I can,t prove if the potential V exists or not only that if exist must be continous.:( but i have a question for you how would you "disprove" that the potential does not exist?..

 an "approximate" solution to the potential is putting $$\psi=exp(iW/\hbar)$$ (1) as its WKB solution (this solution works fine for "big" masses for example m=1pound) $$W=\int[2m(E_{n}-V)]^{1/2}$$ or differentiating (1) we would get the potential: $$(-\hbar^{2})\frac{d\psi}{\psi}=2m(E_{n}-V)dt$$ from this we can get the potential and substitute in our second order differential equation so we get a new "approximate" equation in the form: $$a\frac{d^{2}\psi}{dt}+b(1/\psi)(\frac{d\psi}{dt})^{2}+c\psi=0$$ then you now can apply existence theorem to prove that the $$\psi$$ exist...but if the Psi functions exist by the expression (1) the potential also exists... I really hate mathematicians they help physicist of course but are always with the nasty rigour,rigour and rigour....as Fourier once said (sorry for the quote if is not exact) "they prefer a good building with a good entrance and a good appearance rather than the building is useful", the extreme rigour is bad it doesn,t help to the development of mathematics...

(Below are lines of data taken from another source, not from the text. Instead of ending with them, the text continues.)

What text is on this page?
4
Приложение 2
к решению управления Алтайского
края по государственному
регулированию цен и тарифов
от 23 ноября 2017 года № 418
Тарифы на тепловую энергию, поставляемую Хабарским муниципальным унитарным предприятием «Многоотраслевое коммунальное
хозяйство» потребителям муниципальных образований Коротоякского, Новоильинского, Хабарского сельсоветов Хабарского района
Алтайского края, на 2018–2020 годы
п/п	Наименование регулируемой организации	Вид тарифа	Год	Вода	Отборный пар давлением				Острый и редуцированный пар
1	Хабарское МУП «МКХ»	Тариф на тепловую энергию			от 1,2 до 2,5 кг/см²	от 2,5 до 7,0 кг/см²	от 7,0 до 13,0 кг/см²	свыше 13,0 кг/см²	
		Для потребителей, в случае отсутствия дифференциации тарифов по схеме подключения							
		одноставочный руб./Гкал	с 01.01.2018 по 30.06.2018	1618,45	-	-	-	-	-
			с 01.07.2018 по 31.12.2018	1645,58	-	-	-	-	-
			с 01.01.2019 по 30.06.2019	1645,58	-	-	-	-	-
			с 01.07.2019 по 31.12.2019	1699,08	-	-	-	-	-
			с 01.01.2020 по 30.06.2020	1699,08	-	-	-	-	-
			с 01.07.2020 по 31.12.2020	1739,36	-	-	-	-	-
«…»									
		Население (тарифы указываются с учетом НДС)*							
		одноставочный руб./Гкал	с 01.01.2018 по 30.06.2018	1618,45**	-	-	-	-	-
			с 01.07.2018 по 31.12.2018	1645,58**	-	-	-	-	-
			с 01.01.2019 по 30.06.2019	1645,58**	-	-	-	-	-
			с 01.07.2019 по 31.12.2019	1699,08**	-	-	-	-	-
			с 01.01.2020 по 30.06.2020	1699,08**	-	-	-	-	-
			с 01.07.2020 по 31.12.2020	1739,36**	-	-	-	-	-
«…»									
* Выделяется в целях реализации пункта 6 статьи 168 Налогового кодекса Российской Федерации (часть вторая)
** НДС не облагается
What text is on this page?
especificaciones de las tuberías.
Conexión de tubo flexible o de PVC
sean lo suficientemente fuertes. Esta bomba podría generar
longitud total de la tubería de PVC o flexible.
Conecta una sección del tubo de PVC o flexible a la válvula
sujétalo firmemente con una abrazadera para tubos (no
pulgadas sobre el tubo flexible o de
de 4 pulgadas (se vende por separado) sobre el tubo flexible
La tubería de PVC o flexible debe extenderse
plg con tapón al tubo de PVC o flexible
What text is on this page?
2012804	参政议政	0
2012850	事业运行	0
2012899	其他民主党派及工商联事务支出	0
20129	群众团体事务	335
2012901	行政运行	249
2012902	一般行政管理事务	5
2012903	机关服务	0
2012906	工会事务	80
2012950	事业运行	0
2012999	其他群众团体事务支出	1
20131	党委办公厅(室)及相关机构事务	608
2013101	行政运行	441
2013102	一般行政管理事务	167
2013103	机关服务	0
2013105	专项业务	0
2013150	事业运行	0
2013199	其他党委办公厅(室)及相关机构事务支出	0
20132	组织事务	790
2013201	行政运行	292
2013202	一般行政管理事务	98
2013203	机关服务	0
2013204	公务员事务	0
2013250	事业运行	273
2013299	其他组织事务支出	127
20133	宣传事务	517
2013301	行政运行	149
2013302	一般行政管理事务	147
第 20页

 Quote by eljose I really hate mathematicians they help physicist of course but are always with the nasty rigour,rigour and rigour....as Fourier once said (sorry for the quote if is not exact) "they prefer a good building with a good entrance and a good appearance rather than the building is useful", the extreme rigour is bad it doesn,t help to the development of mathematics...
LOL!! I am really not sure, how a mathematician would react to that particular statement (IANAMathematician), but you know there are reasons why physics works they way it works and why mathematics works the way it works. In terms of logic, physics works using inductive logic (infact most science works in inductive logic), which makes sense since we are observers of certain facts and try to "induce" generalisations from those facts and make further predictions. In other words, its a bottom up approach, we start with the leaf and try to reach the roots (the roots in case of physics being convergence towards a theory of everything). Mathematics, doesnt and shouldnt work using inductive logic. This is because any non-sense in mathematics only generates more non-sense and there is no way to cross check things until some good amount of time has been lost. This is not certainly the case with physics, where predictions can be verified and a hypothesis can be overthrown or accepted based on results. However, this does not stop mathematicians from thinking in an inductive way and thats the source of their creativity in most cases. Infact, most abstractions in mathematics were realised in an inductive way nonetheless, they were pinned down with axioms and rigorous arguments. If it werent so, we would have never seen the face of applied mathematics at any point of time in history.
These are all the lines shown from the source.